MG: “Taunton is growing. It’s a wonderful place to live, it’s a beautiful part of the world. There’s new jobs because of the new nuclear reactor, and it’s also the case that there are new homes.

“To my mind the most important thing is when you have new homes, you need to make sure you have proper communities. That means green lines, planting trees in the way we are seeing here, it also means making sure people have good public transport infrasture, and appropriate investment in the NHS. These are all priorities.

“Taunton is a beautiful town, it’s the jewel in Somerset’s crown, it’s important it remains an attractive place to live and work.

Ms Pow, you once said renewable energy has to pay for itself, do you still feel this way?

RP: “Where I see Government’s role is in seed core money to kick-start renewable energy. That’s what they did with solar, and that really worked.
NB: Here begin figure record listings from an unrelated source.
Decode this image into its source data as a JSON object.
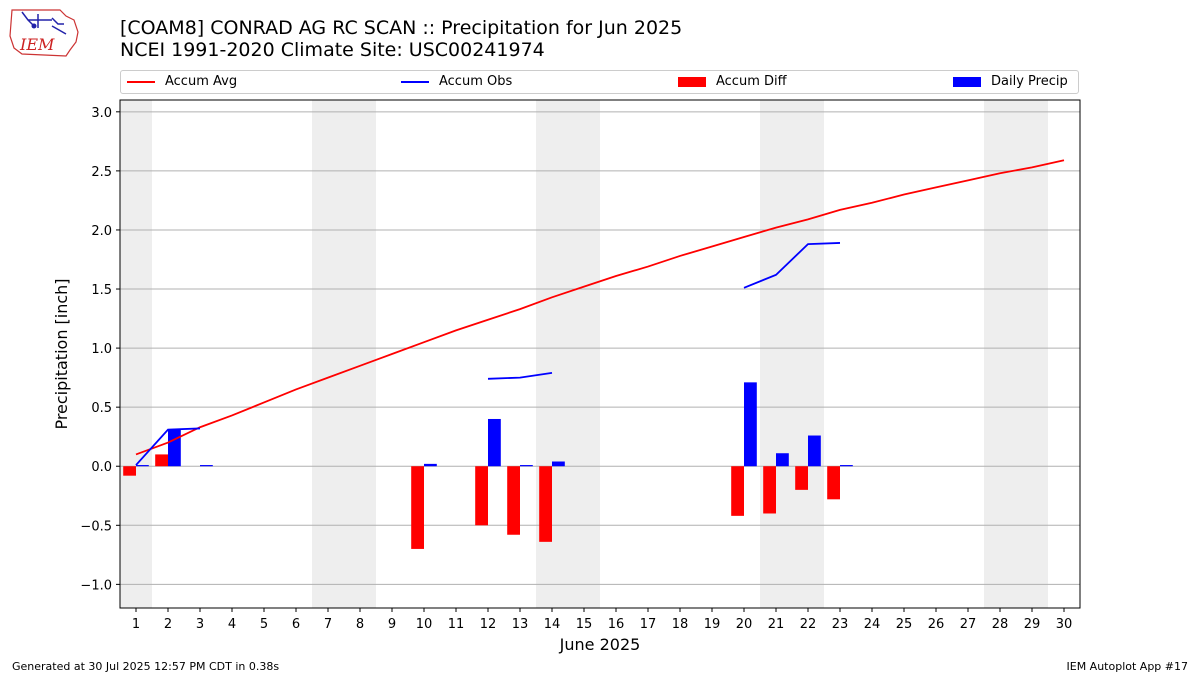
{
  "header": {
    "title_line1": "[COAM8] CONRAD AG RC SCAN :: Precipitation for Jun 2025",
    "title_line2": "NCEI 1991-2020 Climate Site: USC00241974",
    "logo_text": "IEM"
  },
  "footer": {
    "generated": "Generated at 30 Jul 2025 12:57 PM CDT in 0.38s",
    "app": "IEM Autoplot App #17"
  },
  "chart_data": {
    "type": "bar",
    "xlabel": "June 2025",
    "ylabel": "Precipitation [inch]",
    "ylim": [
      -1.2,
      3.1
    ],
    "yticks": [
      -1.0,
      -0.5,
      0.0,
      0.5,
      1.0,
      1.5,
      2.0,
      2.5,
      3.0
    ],
    "ytick_labels": [
      "−1.0",
      "−0.5",
      "0.0",
      "0.5",
      "1.0",
      "1.5",
      "2.0",
      "2.5",
      "3.0"
    ],
    "grid": "horizontal",
    "legend_position": "top",
    "weekend_shading": [
      [
        0.5,
        1.5
      ],
      [
        6.5,
        8.5
      ],
      [
        13.5,
        15.5
      ],
      [
        20.5,
        22.5
      ],
      [
        27.5,
        29.5
      ]
    ],
    "days": [
      1,
      2,
      3,
      4,
      5,
      6,
      7,
      8,
      9,
      10,
      11,
      12,
      13,
      14,
      15,
      16,
      17,
      18,
      19,
      20,
      21,
      22,
      23,
      24,
      25,
      26,
      27,
      28,
      29,
      30
    ],
    "series": [
      {
        "name": "Accum Avg",
        "kind": "line",
        "color": "#ff0000",
        "values": [
          0.1,
          0.2,
          0.33,
          0.43,
          0.54,
          0.65,
          0.75,
          0.85,
          0.95,
          1.05,
          1.15,
          1.24,
          1.33,
          1.43,
          1.52,
          1.61,
          1.69,
          1.78,
          1.86,
          1.94,
          2.02,
          2.09,
          2.17,
          2.23,
          2.3,
          2.36,
          2.42,
          2.48,
          2.53,
          2.59
        ]
      },
      {
        "name": "Accum Obs",
        "kind": "line",
        "color": "#0000ff",
        "values": [
          0.01,
          0.31,
          0.32,
          null,
          null,
          null,
          null,
          null,
          null,
          null,
          null,
          0.74,
          0.75,
          0.79,
          null,
          null,
          null,
          null,
          null,
          1.51,
          1.62,
          1.88,
          1.89,
          null,
          null,
          null,
          null,
          null,
          null,
          null
        ]
      },
      {
        "name": "Accum Diff",
        "kind": "bar",
        "color": "#ff0000",
        "values": [
          -0.08,
          0.1,
          null,
          null,
          null,
          null,
          null,
          null,
          null,
          -0.7,
          null,
          -0.5,
          -0.58,
          -0.64,
          null,
          null,
          null,
          null,
          null,
          -0.42,
          -0.4,
          -0.2,
          -0.28,
          null,
          null,
          null,
          null,
          null,
          null,
          null
        ]
      },
      {
        "name": "Daily Precip",
        "kind": "bar",
        "color": "#0000ff",
        "values": [
          0.01,
          0.31,
          0.01,
          null,
          null,
          null,
          null,
          null,
          null,
          0.02,
          null,
          0.4,
          0.01,
          0.04,
          null,
          null,
          null,
          null,
          null,
          0.71,
          0.11,
          0.26,
          0.01,
          null,
          null,
          null,
          null,
          null,
          null,
          null
        ]
      }
    ]
  }
}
Gradually as the cost of the panels comes down, and the cost of inputting them comes down you can start to withdraw the subsidies, Now we’ve transferred to supporting offshore winds, now we get a third of our energy from there, because that was kickstarted with seed money. That’s the way you should use the taxpayers’ money, because its not Government’s money, it's the taxpayers’ money.”

MG: “It’s often the case we provide incentives for take-up, and then once those incentives are in place, the growth of that power comes naturally.

“It’s in the same way you take stabilisers off a bicycle as children learn to ride. You can withdraw some of the subsidies as they reach a level where they can compete in the market.”